Removing Sending Unit

The fuel level sending unit is held in by this ring. A simple counter-clockwise twist, aligning the cutouts, and the ring is removed, along with the sending unit.

Removal

Removing the ring.

Sending Unit Withdrawal

Here is the corroded sending unit coming out of the tank.

Sending Unit

This is what the sending unit looks like.
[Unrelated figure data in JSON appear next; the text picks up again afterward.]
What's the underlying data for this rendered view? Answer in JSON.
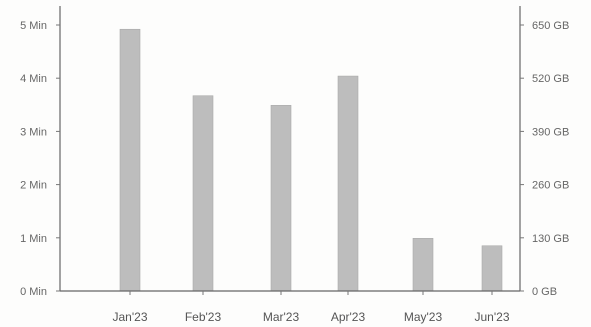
{
  "chart_data": {
    "type": "bar",
    "categories": [
      "Jan'23",
      "Feb'23",
      "Mar'23",
      "Apr'23",
      "May'23",
      "Jun'23"
    ],
    "series": [
      {
        "values": [
          4.92,
          3.67,
          3.49,
          4.04,
          0.99,
          0.85
        ]
      }
    ],
    "ylim": [
      0,
      5
    ],
    "y_ticks": [
      0,
      1,
      2,
      3,
      4,
      5
    ],
    "y_tick_labels": [
      "0 Min",
      "1 Min",
      "2 Min",
      "3 Min",
      "4 Min",
      "5 Min"
    ],
    "y2_ticks": [
      0,
      130,
      260,
      390,
      520,
      650
    ],
    "y2_tick_labels": [
      "0 GB",
      "130 GB",
      "260 GB",
      "390 GB",
      "520 GB",
      "650 GB"
    ],
    "grid": false,
    "legend": "none",
    "colors": {
      "bar": "#bdbdbd",
      "axis": "#666666",
      "text": "#666666"
    }
  }
}
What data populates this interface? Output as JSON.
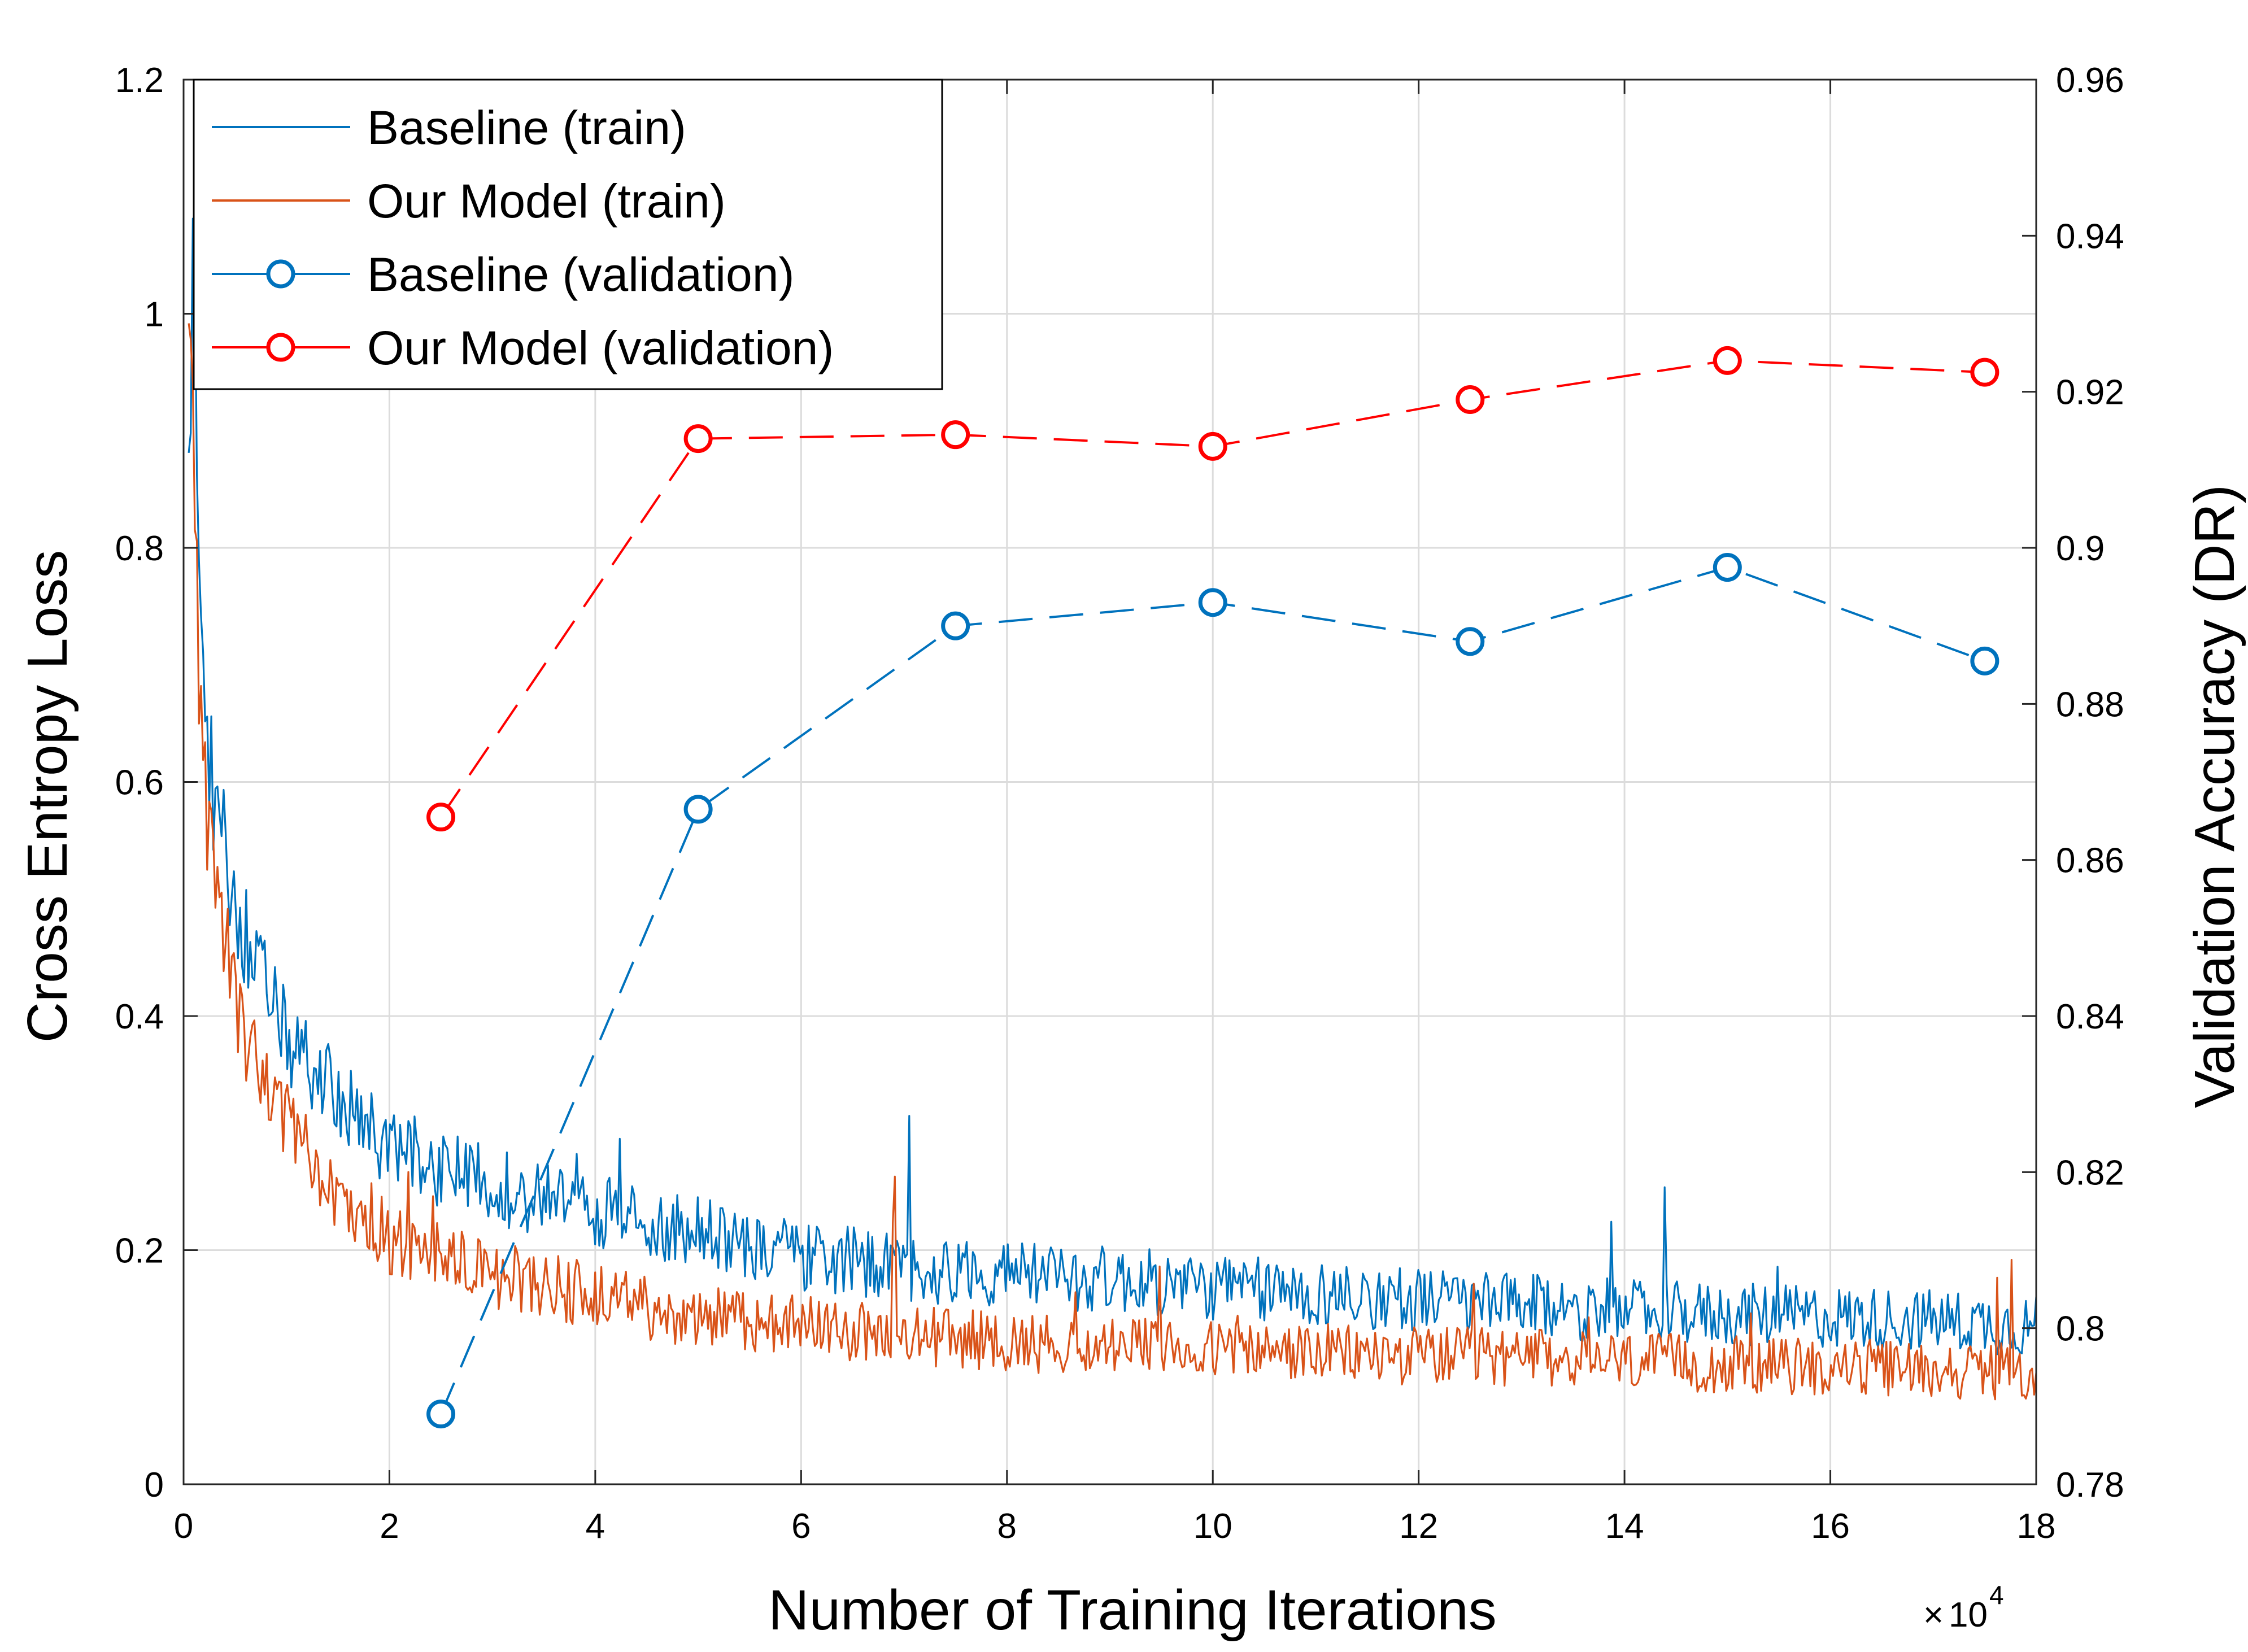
{
  "chart_data": {
    "type": "line",
    "title": "",
    "xlabel": "Number of Training Iterations",
    "ylabel_left": "Cross Entropy Loss",
    "ylabel_right": "Validation Accuracy (DR)",
    "x_multiplier_base": "10",
    "x_multiplier_exp": "4",
    "xlim": [
      0,
      18
    ],
    "ylim_left": [
      0,
      1.2
    ],
    "ylim_right": [
      0.78,
      0.96
    ],
    "xticks": [
      0,
      2,
      4,
      6,
      8,
      10,
      12,
      14,
      16,
      18
    ],
    "xtick_labels": [
      "0",
      "2",
      "4",
      "6",
      "8",
      "10",
      "12",
      "14",
      "16",
      "18"
    ],
    "yticks_left": [
      0,
      0.2,
      0.4,
      0.6,
      0.8,
      1,
      1.2
    ],
    "ytick_labels_left": [
      "0",
      "0.2",
      "0.4",
      "0.6",
      "0.8",
      "1",
      "1.2"
    ],
    "yticks_right": [
      0.78,
      0.8,
      0.82,
      0.84,
      0.86,
      0.88,
      0.9,
      0.92,
      0.94,
      0.96
    ],
    "ytick_labels_right": [
      "0.78",
      "0.8",
      "0.82",
      "0.84",
      "0.86",
      "0.88",
      "0.9",
      "0.92",
      "0.94",
      "0.96"
    ],
    "grid": true,
    "legend_position": "top-left",
    "colors": {
      "baseline_train": "#0072BD",
      "ours_train": "#D95319",
      "baseline_val": "#0072BD",
      "ours_val": "#FF0000"
    },
    "series": [
      {
        "name": "Baseline (train)",
        "axis": "left",
        "style": "solid",
        "x": [
          0.05,
          0.1,
          0.15,
          0.2,
          0.25,
          0.3,
          0.4,
          0.5,
          0.6,
          0.8,
          1.0,
          1.2,
          1.5,
          1.8,
          2.0,
          2.5,
          3.0,
          3.5,
          4.0,
          4.5,
          5.0,
          5.5,
          6.0,
          7.0,
          8.0,
          9.0,
          10.0,
          11.0,
          12.0,
          13.0,
          14.0,
          15.0,
          16.0,
          17.0,
          18.0
        ],
        "y": [
          0.85,
          1.07,
          0.82,
          0.65,
          0.62,
          0.58,
          0.54,
          0.5,
          0.47,
          0.42,
          0.38,
          0.36,
          0.33,
          0.3,
          0.29,
          0.27,
          0.255,
          0.245,
          0.235,
          0.225,
          0.215,
          0.205,
          0.195,
          0.185,
          0.18,
          0.175,
          0.168,
          0.163,
          0.158,
          0.152,
          0.148,
          0.145,
          0.143,
          0.14,
          0.135
        ]
      },
      {
        "name": "Our Model (train)",
        "axis": "left",
        "style": "solid",
        "x": [
          0.05,
          0.1,
          0.15,
          0.2,
          0.25,
          0.3,
          0.4,
          0.5,
          0.6,
          0.8,
          1.0,
          1.2,
          1.5,
          1.8,
          2.0,
          2.5,
          3.0,
          3.5,
          4.0,
          4.5,
          5.0,
          5.5,
          6.0,
          7.0,
          8.0,
          9.0,
          10.0,
          11.0,
          12.0,
          13.0,
          14.0,
          15.0,
          16.0,
          17.0,
          18.0
        ],
        "y": [
          0.98,
          0.85,
          0.7,
          0.6,
          0.55,
          0.52,
          0.46,
          0.42,
          0.38,
          0.34,
          0.31,
          0.28,
          0.25,
          0.23,
          0.21,
          0.195,
          0.18,
          0.17,
          0.16,
          0.15,
          0.145,
          0.14,
          0.135,
          0.128,
          0.122,
          0.118,
          0.115,
          0.112,
          0.11,
          0.108,
          0.105,
          0.102,
          0.1,
          0.098,
          0.095
        ]
      },
      {
        "name": "Baseline (validation)",
        "axis": "right",
        "style": "dashed-marker",
        "x": [
          2.5,
          5,
          7.5,
          10,
          12.5,
          15,
          17.5
        ],
        "y": [
          0.789,
          0.8665,
          0.89,
          0.893,
          0.888,
          0.8975,
          0.8855
        ]
      },
      {
        "name": "Our Model (validation)",
        "axis": "right",
        "style": "dashed-marker",
        "x": [
          2.5,
          5,
          7.5,
          10,
          12.5,
          15,
          17.5
        ],
        "y": [
          0.8655,
          0.914,
          0.9145,
          0.913,
          0.919,
          0.924,
          0.9225
        ]
      }
    ]
  }
}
A simple barrel-style float monitors the level of the fuel, and is attached to a box which, no doubt, houses a rheostat that tells the gauge how high the float is in the tank.

Rubber Seal

Under the sending unit is a round, rubber seal to prevent fuel leaks.

Tape Seal

In order to get the sending unit hole sealed up, I used duct tape to cover the rubber seal completely, trimmed the excess, then replaced the seal and tightened the ring.

Fuel Line Seal

To prevent small lines from becoming clogged with the sealer, I ran electrical wire down the lines and duct taped the ends up. For the large fuel line, I used 8 or 10 gauge stereo wire.

Taped

Here is a fuel line, with the end taped over.

Marine Cleaning

Extensive washing with 50/50 hot water and Marine Clean cleans out the varnish and crud that has collected in the tanks over a period of 20 or so years... Several hours were spent shaking the tanks up, setting them for some time on one side after another, draining them, and doing it all again until the solution came out clean.

Metal Ready

Metal Ready is poured into the tanks un-diluted. This will etch the surface of the insides, as well as treat any rust that may be inside the tanks (in my case, there was some rust that I could see near the seams).

Turning

As with the Marine Clean, the solution needs to be sloshed around, and set on various sides to work at the surfaces.

Guinnea Pig

Since I didn't get before and after pictures of the insides of the tanks, I wanted to have some sort of gauge as to how well the Metal Ready works. This was my trusty test sample.

Dirty Stuff

I emptied the tanks of the Metal Ready, and you can see that there is a notable color change (virgin Metal Ready is a light blue, not this dark green).

After

You can see here the difference between the part of the pipe that was immersed, and the part that wasn't. This was after sitting in "spent" Metal Ready for about an hour and a half.

The Look of Metal

Here is the sealant. You must stir it (not shake it!) to mix the contents. Make sure that your working environment is AT LEAST 72 degrees F in order to get a good coating. Colder working conditions do not give optimum results.

The Can

Here it is, the product that holds all hope for hopeless gas tanks.

Pour It In

I decided to use a cheap funnel to pour the sealer into the tank. This minimized the mess (and it looked cool against the red funnel!)...

Slosh It Around

I spent about 20 minutes of slowly rotating the tank in ALL directions. The material is pretty thin (watery), so gets around pretty well. 20 minutes was definitely enough time to coat the inside thoroughly.

Looking Inside

From the outside, you can kind of see the new coating on the inside.